Dostoevsky and Crime

Dostoevsky and Crime February 8, 2011

Edward Wasiolek argues that from the time Dostoevsky wrote Notes from Underground , he had worked out a metaphysical outlook that centered on the dialectics of human freedom, free will and society, and nihilism. What he lacked was a plot to go with his metaphysic, but he found the plot by focusing on crime:

“What is a criminal for Dostoevsky? He is someone who has broken a law and thus put himself outside of society. Every society draws a narrow circle of what is permitted, and every human being carries within him the impulses and dreams of acts that pass the pale of the permitted. Crime is this ‘might be’ which the forces of law, convention, and tradition hold at bay. It lies in the undefined regions beyond the clear line that society has drawn about us. In those regions man’s nature is unrealized, undefined, and undared . . . .
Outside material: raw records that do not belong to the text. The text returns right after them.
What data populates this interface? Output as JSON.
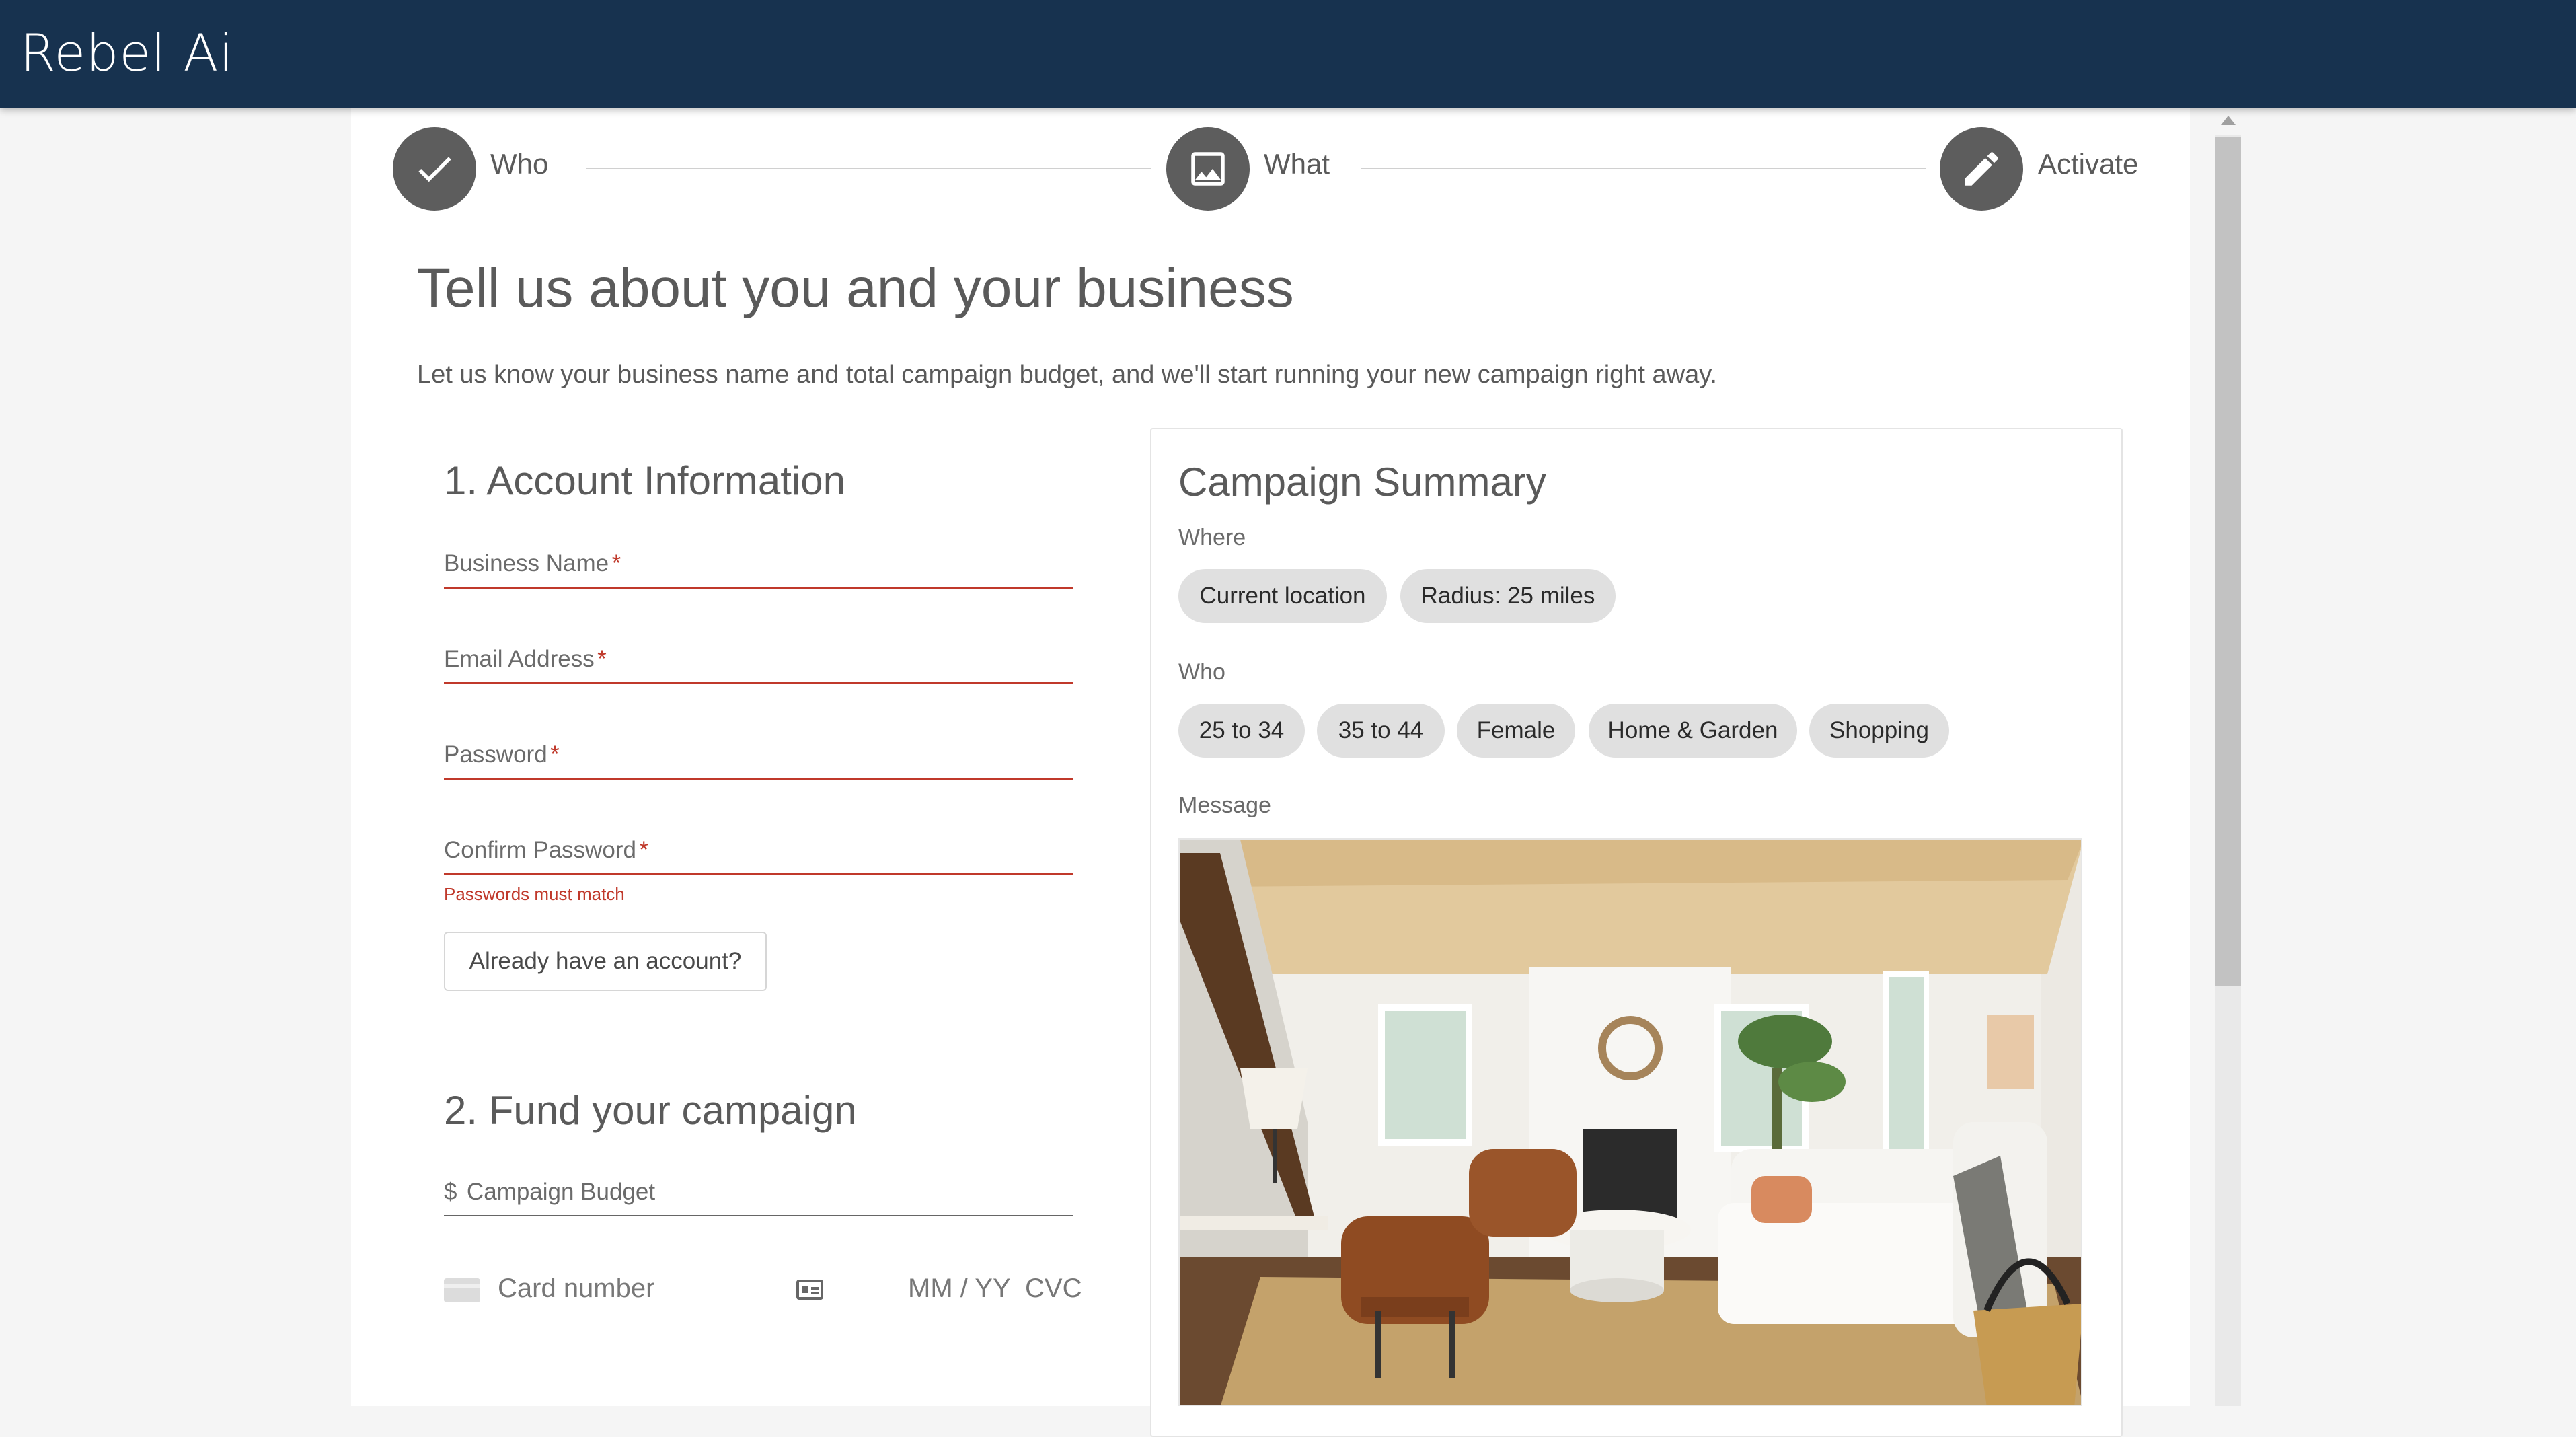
{
  "app": {
    "logo": "Rebel Ai"
  },
  "stepper": {
    "steps": [
      {
        "label": "Who",
        "icon": "check-icon"
      },
      {
        "label": "What",
        "icon": "image-icon"
      },
      {
        "label": "Activate",
        "icon": "pencil-icon"
      }
    ]
  },
  "page": {
    "title": "Tell us about you and your business",
    "subtitle": "Let us know your business name and total campaign budget, and we'll start running your new campaign right away."
  },
  "account": {
    "heading": "1. Account Information",
    "fields": [
      {
        "label": "Business Name",
        "required": "*"
      },
      {
        "label": "Email Address",
        "required": "*"
      },
      {
        "label": "Password",
        "required": "*"
      },
      {
        "label": "Confirm Password",
        "required": "*"
      }
    ],
    "error": "Passwords must match",
    "existing_button": "Already have an account?"
  },
  "fund": {
    "heading": "2. Fund your campaign",
    "currency": "$",
    "budget_placeholder": "Campaign Budget",
    "card_number_placeholder": "Card number",
    "expiry_placeholder": "MM / YY",
    "cvc_placeholder": "CVC"
  },
  "summary": {
    "title": "Campaign Summary",
    "where_label": "Where",
    "where_chips": [
      "Current location",
      "Radius: 25 miles"
    ],
    "who_label": "Who",
    "who_chips": [
      "25 to 34",
      "35 to 44",
      "Female",
      "Home & Garden",
      "Shopping"
    ],
    "message_label": "Message"
  },
  "colors": {
    "header": "#17324f",
    "step_circle": "#5d5d5d",
    "error": "#c0392b",
    "chip": "#e0e0e0"
  }
}
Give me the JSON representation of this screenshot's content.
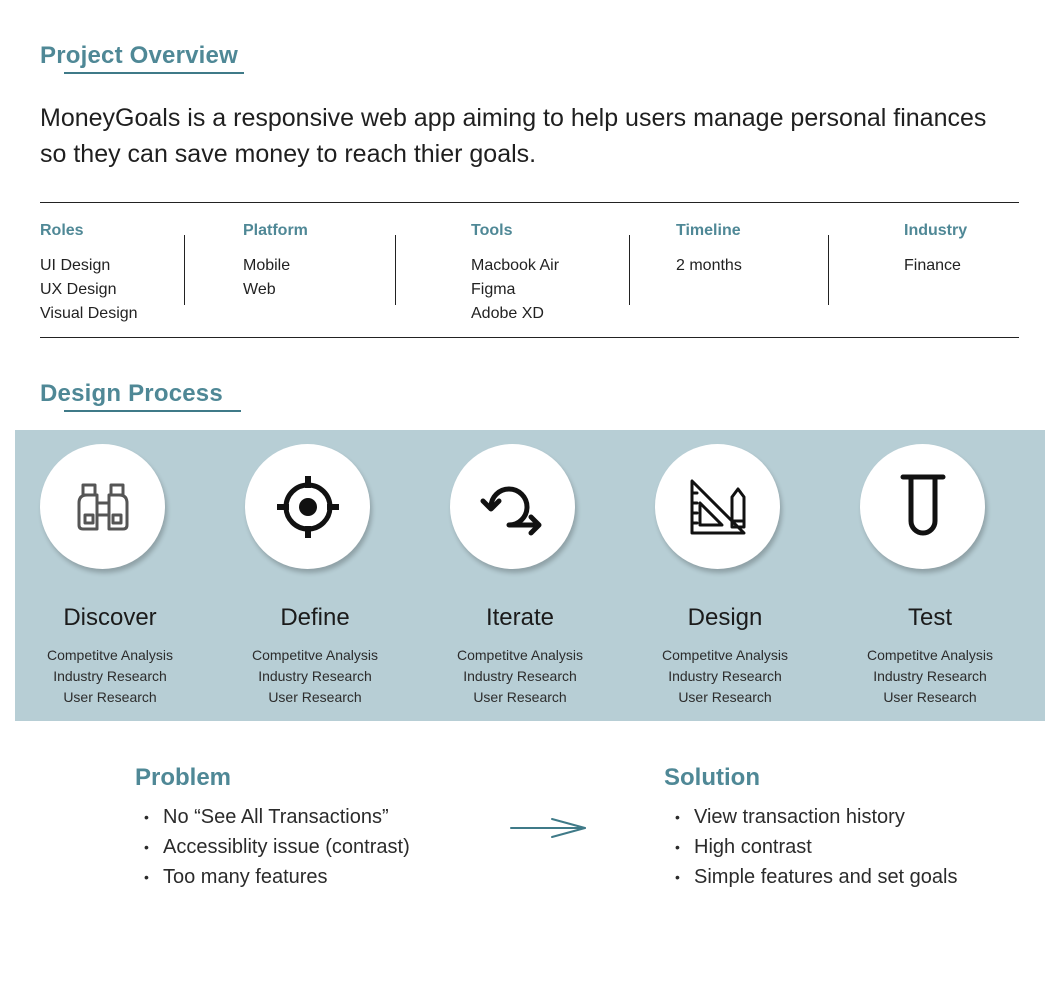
{
  "overview": {
    "title": "Project Overview",
    "description": "MoneyGoals is a responsive web app aiming to help users manage personal finances so they can save money to reach thier goals."
  },
  "details": [
    {
      "heading": "Roles",
      "values": [
        "UI Design",
        "UX Design",
        "Visual Design"
      ]
    },
    {
      "heading": "Platform",
      "values": [
        "Mobile",
        "Web"
      ]
    },
    {
      "heading": "Tools",
      "values": [
        "Macbook Air",
        "Figma",
        "Adobe XD"
      ]
    },
    {
      "heading": "Timeline",
      "values": [
        "2 months"
      ]
    },
    {
      "heading": "Industry",
      "values": [
        "Finance"
      ]
    }
  ],
  "process": {
    "title": "Design Process",
    "steps": [
      {
        "name": "Discover",
        "icon": "binoculars-icon",
        "items": [
          "Competitve Analysis",
          "Industry Research",
          "User Research"
        ]
      },
      {
        "name": "Define",
        "icon": "target-icon",
        "items": [
          "Competitve Analysis",
          "Industry Research",
          "User Research"
        ]
      },
      {
        "name": "Iterate",
        "icon": "iterate-arrow-icon",
        "items": [
          "Competitve Analysis",
          "Industry Research",
          "User Research"
        ]
      },
      {
        "name": "Design",
        "icon": "ruler-pencil-icon",
        "items": [
          "Competitve Analysis",
          "Industry Research",
          "User Research"
        ]
      },
      {
        "name": "Test",
        "icon": "test-tube-icon",
        "items": [
          "Competitve Analysis",
          "Industry Research",
          "User Research"
        ]
      }
    ]
  },
  "problem": {
    "title": "Problem",
    "items": [
      "No “See All Transactions”",
      "Accessiblity issue (contrast)",
      "Too many features"
    ]
  },
  "solution": {
    "title": "Solution",
    "items": [
      "View transaction history",
      "High contrast",
      "Simple features and set goals"
    ]
  },
  "colors": {
    "accent": "#4f8896",
    "band": "#b7ced5"
  }
}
“Society, like individual man, is for Dostoevsky an arbitrary power, constructed by arbitrary wills for purposes of self-protection. What is ‘lawful’ is arbitrary; and what is unlawful, crime, is arbitrary. The criminal merely opposes his arbitrary will against the arbitrary will of society. He transgresses no sacred canon; he merely dares what the timid and unfree dare not do. It is only when one is free of the domination of society’s will that one is free to exercise one’s will. A free act is necessarily a ‘criminal’ act, in the special sense of being beyond what is permitted by law and custom. It is in this sense that all of Dostoevsky’s great heroes are criminals; all of them step outside the circle of the permitted into the undefined region of the unpermitted.”

Crime thus comes to stand in for the protest of the free man against whatever is fixed and determined, a protest especially against the injustice of the criminal’s placement in society. Crime thus becomes a form of social protest, an act of liberation. And, because the laws that he violates are arbitrary themselves, the criminal’s arbitrary act of will is, paradoxically, not finally a violation of fundamental social realities. On the contrary, the criminal who acts arbitrarily is doing at the individual level just what society does when it arbitrarily fixes norms in the first place. What the criminal does with his arbitrary violence is expose the bigger arbitrary violence that is human society. The criminal proves himself an Ubermensch who knows what is best for society.